Q: Observational data will likely have outliers. How would one address outlier data to make sure that the outliers don't skew the model?

A: A good way to highlight outliers is using Cook's distance. Then, after identifying any possible outliers, you can remove them from the model using a "Hide and Exclude" row state.

Q: is the goal to have the lowest AICc possible?

A: When comparing different models, a lower AICc helps determine the better model. A rule of thumb is an AICc difference value of ~5 between one model and another basically tells you both are pretty equivalent.

Q: Why did you remove pressure from the model when the p-value less than 0.0001?

A: This is a good example of incorporating process knowledge to refine model. In this example we knew, gas flow and pressure are related.  So, perhaps gas flow is enough to help measure the process. 

Q: You mentioned we can use process understanding, for example eliminate two closely related terms that remain in the model. Is there a way to identify multicollinear factors using a mathematical tool in JMP (VIF, etc.) if you may not know about every term in the process?

A:  Yes, here is a quick video on this:  https://community.jmp.com/t5/Statistical-Thinking-for/Assessing-Multicollinearity/ta-p/271968 and also some short  demos by one of our JMP Statistical Educators: https://community.jmp.com/t5/Deeper-Dives/A-Deeper-Dive-Into-Multicollinearity/ta-p/674508.

Q: Why don't you use Full Factorial design?

A; Full Factorial is very rigid in the number of runs you have to run and is going to be looking for terms that might not be significant at all. Using custom design, we can chose the type of model we want to build and can constrain the number of runs based on our business needs and limitations.

Q: Are there any tools or methods to help identify and/or visualize the space explored by the existing data, like a scatter plot tool for more than 2 or 3 dimensions?

A: Certainly. Graph>Scatterplot 3D. And for 4D you could use colored row states to highlight a 4th dimension on a 3d plot.

Q: With evaluation of process data on the fly we are certainly a slave to the variability /control of the hardware used across the process selected per variable monitored.  Less variability or No variability could be a function of better control.  The other issue is gage based -> How well does the tool measure these variables? That will likely come out in the overall signal to noise. It is a little dangerous to

Q: Could we use the model RMSE from the observational data to help inform our estimate of the anticipated RMSE in the Design Evaluation>Power Analysis?

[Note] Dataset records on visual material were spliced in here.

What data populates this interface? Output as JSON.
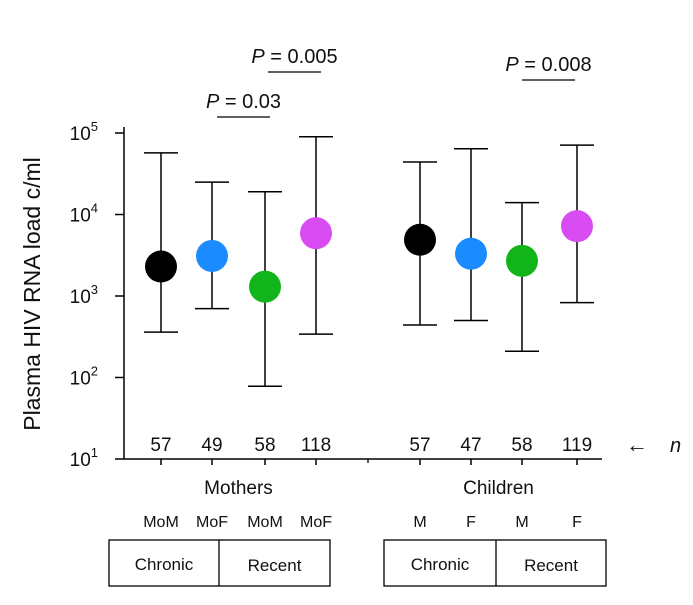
{
  "chart_data": {
    "type": "scatter",
    "title": "",
    "ylabel": "Plasma HIV RNA load c/ml",
    "yscale": "log",
    "ylim": [
      10,
      100000
    ],
    "y_ticks": [
      {
        "value": 10,
        "base": "10",
        "exp": "1"
      },
      {
        "value": 100,
        "base": "10",
        "exp": "2"
      },
      {
        "value": 1000,
        "base": "10",
        "exp": "3"
      },
      {
        "value": 10000,
        "base": "10",
        "exp": "4"
      },
      {
        "value": 100000,
        "base": "10",
        "exp": "5"
      }
    ],
    "groups": [
      {
        "label": "Mothers",
        "subgroups": [
          {
            "label": "MoM",
            "stage": "Chronic",
            "n": "57",
            "median": 2300,
            "low": 360,
            "high": 57000,
            "color": "#000000"
          },
          {
            "label": "MoF",
            "stage": "Chronic",
            "n": "49",
            "median": 3100,
            "low": 700,
            "high": 25000,
            "color": "#1a8cff"
          },
          {
            "label": "MoM",
            "stage": "Recent",
            "n": "58",
            "median": 1300,
            "low": 78,
            "high": 19000,
            "color": "#11b51a"
          },
          {
            "label": "MoF",
            "stage": "Recent",
            "n": "118",
            "median": 5900,
            "low": 340,
            "high": 90000,
            "color": "#d94cf2"
          }
        ]
      },
      {
        "label": "Children",
        "subgroups": [
          {
            "label": "M",
            "stage": "Chronic",
            "n": "57",
            "median": 4900,
            "low": 440,
            "high": 44000,
            "color": "#000000"
          },
          {
            "label": "F",
            "stage": "Chronic",
            "n": "47",
            "median": 3300,
            "low": 500,
            "high": 64000,
            "color": "#1a8cff"
          },
          {
            "label": "M",
            "stage": "Recent",
            "n": "58",
            "median": 2700,
            "low": 210,
            "high": 14000,
            "color": "#11b51a"
          },
          {
            "label": "F",
            "stage": "Recent",
            "n": "119",
            "median": 7200,
            "low": 830,
            "high": 71000,
            "color": "#d94cf2"
          }
        ]
      }
    ],
    "stage_boxes": [
      {
        "group": "Mothers",
        "labels": [
          "Chronic",
          "Recent"
        ]
      },
      {
        "group": "Children",
        "labels": [
          "Chronic",
          "Recent"
        ]
      }
    ],
    "annotations": [
      {
        "p_label": "P",
        "p_value": " = 0.03",
        "between": [
          1,
          2
        ]
      },
      {
        "p_label": "P",
        "p_value": " = 0.005",
        "between": [
          2,
          3
        ]
      },
      {
        "p_label": "P",
        "p_value": " = 0.008",
        "between": [
          6,
          7
        ]
      }
    ],
    "n_marker": {
      "arrow": "←",
      "label": "n"
    },
    "style": {
      "axis_color": "#000000",
      "line_color": "#000000"
    }
  }
}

A: That is not appropriate in this context.  Walds qui square or t ratio are better for that. RSME in DOE is an expectation and useful when doing experiment design.

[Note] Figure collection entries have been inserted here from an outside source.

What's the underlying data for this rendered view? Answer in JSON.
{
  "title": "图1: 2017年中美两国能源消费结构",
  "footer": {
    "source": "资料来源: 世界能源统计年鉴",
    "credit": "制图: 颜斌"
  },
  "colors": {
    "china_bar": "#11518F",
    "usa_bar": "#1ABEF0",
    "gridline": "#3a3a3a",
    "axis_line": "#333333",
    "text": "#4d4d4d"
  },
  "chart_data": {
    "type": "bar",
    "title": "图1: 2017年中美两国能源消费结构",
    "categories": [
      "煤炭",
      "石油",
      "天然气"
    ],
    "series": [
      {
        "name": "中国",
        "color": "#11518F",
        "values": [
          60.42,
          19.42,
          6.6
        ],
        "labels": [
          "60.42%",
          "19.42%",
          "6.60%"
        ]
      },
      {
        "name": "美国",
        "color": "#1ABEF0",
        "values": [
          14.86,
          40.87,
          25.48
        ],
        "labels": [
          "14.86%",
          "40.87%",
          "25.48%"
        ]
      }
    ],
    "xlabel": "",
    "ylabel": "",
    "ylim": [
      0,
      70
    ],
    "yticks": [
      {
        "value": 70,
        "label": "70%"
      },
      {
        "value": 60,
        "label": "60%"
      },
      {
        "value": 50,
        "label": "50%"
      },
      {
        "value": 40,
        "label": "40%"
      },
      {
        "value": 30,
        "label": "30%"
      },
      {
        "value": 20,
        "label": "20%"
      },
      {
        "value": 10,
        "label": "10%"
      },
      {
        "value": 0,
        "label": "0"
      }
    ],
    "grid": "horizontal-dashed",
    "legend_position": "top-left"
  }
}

Q: Is Stepwise as an alternative method for picking significant terms.?

A: Stepwise, can be powerful. But, essentially you're still building a standard least squares model and selectively bringing terms in and out based on some criteria. The shrinkage methods and the methodology that we used are estimation methods  better suited to deal with some of the issues that we have with observational data. If you want to do due  diligence, of course you can try Stepwise also, but it carries some of the same challenges as Standard Least Squares.

Q: Because we use a tight range of factors to draw a model and identify the active term, do we have to test a similar range in the Custom Design? Should we build the model to  model out to what we're actually going to test in the DOE?

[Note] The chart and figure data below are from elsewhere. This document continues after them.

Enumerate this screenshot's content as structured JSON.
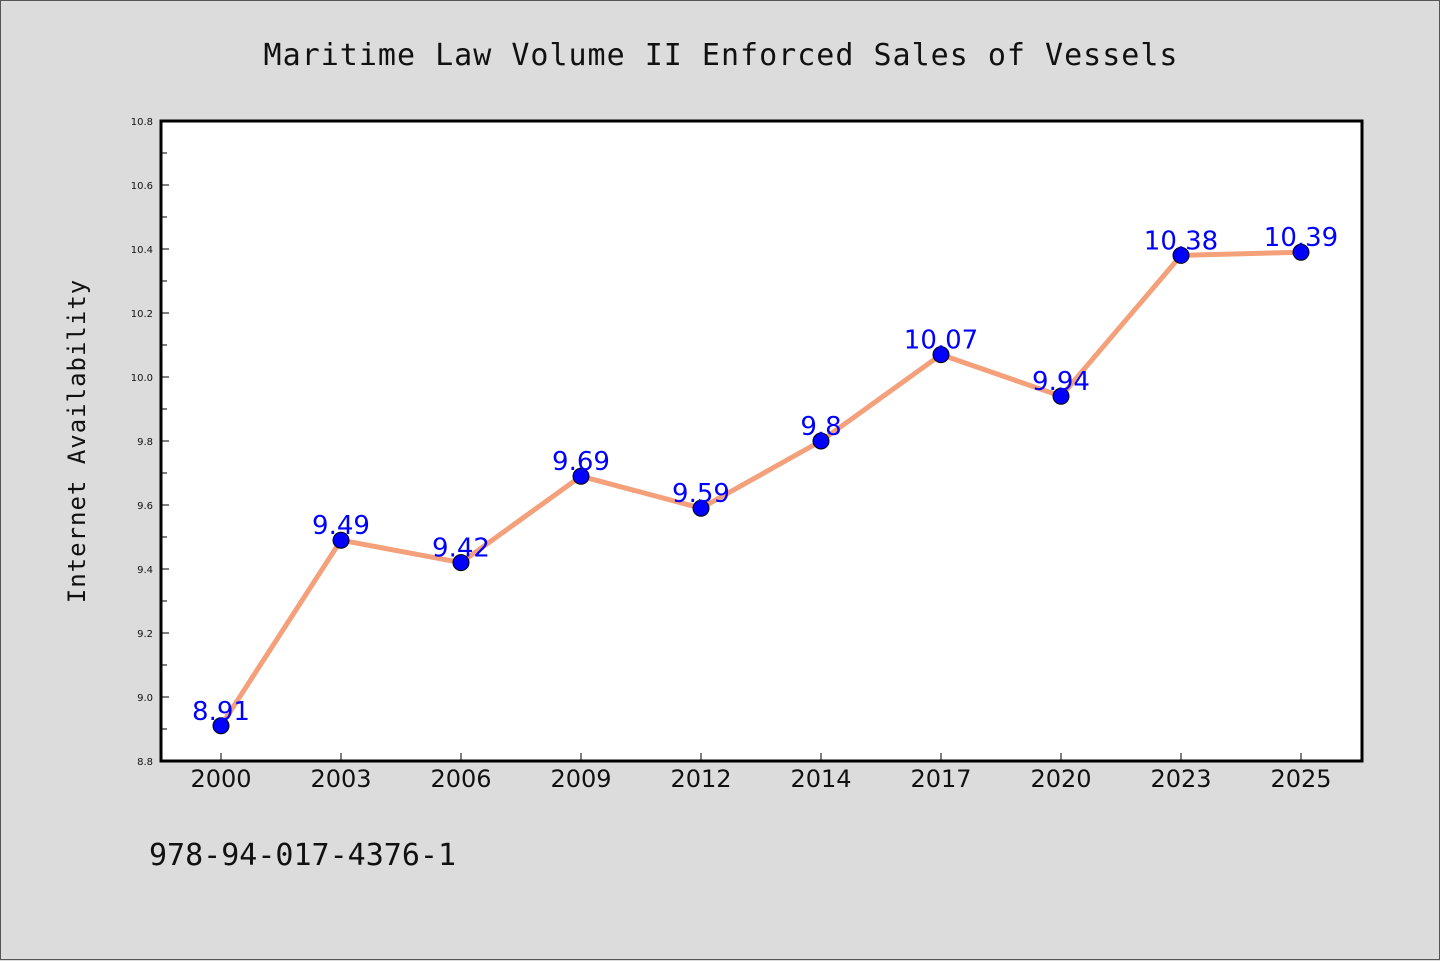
{
  "chart_data": {
    "type": "line",
    "title": "Maritime Law Volume II Enforced Sales of Vessels",
    "xlabel": "",
    "ylabel": "Internet Availability",
    "categories": [
      "2000",
      "2003",
      "2006",
      "2009",
      "2012",
      "2014",
      "2017",
      "2020",
      "2023",
      "2025"
    ],
    "series": [
      {
        "values": [
          8.91,
          9.49,
          9.42,
          9.69,
          9.59,
          9.8,
          10.07,
          9.94,
          10.38,
          10.39
        ],
        "line_color": "#f4a07a",
        "marker_color": "#0000ff"
      }
    ],
    "data_labels": [
      "8.91",
      "9.49",
      "9.42",
      "9.69",
      "9.59",
      "9.8",
      "10.07",
      "9.94",
      "10.38",
      "10.39"
    ],
    "yticks": [
      "8.8",
      "9.0",
      "9.2",
      "9.4",
      "9.6",
      "9.8",
      "10.0",
      "10.2",
      "10.4",
      "10.6",
      "10.8"
    ],
    "ylim": [
      8.8,
      10.8
    ],
    "grid": false,
    "legend": "none"
  },
  "footer": {
    "isbn": "978-94-017-4376-1"
  },
  "colors": {
    "background": "#dcdcdc",
    "plot_area": "#ffffff",
    "line": "#f4a07a",
    "marker": "#0000ff",
    "data_label": "#0000ff"
  }
}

A: No. We  are extremely limited with observational data, for the reasons that I mentioned. But that doesn't mean that we need to be limited in our design experiment. Really, all we're trying to figure out in the model is what assumed model needs to look like. In the experiment, we still want to apply all the best practices for designed experiments and make sure that our levels for our factors are as wide apart as possible.

Some comments from attendees during the session:

• If you want to replicate your Predictor Screening output, you need to set/save a random seed.
• When using observational data, be super careful about missing values.  Depending on the platform/method being used, you can unintentionally drop entire runs/batches from your analysis. JMP also offers Informative Missing.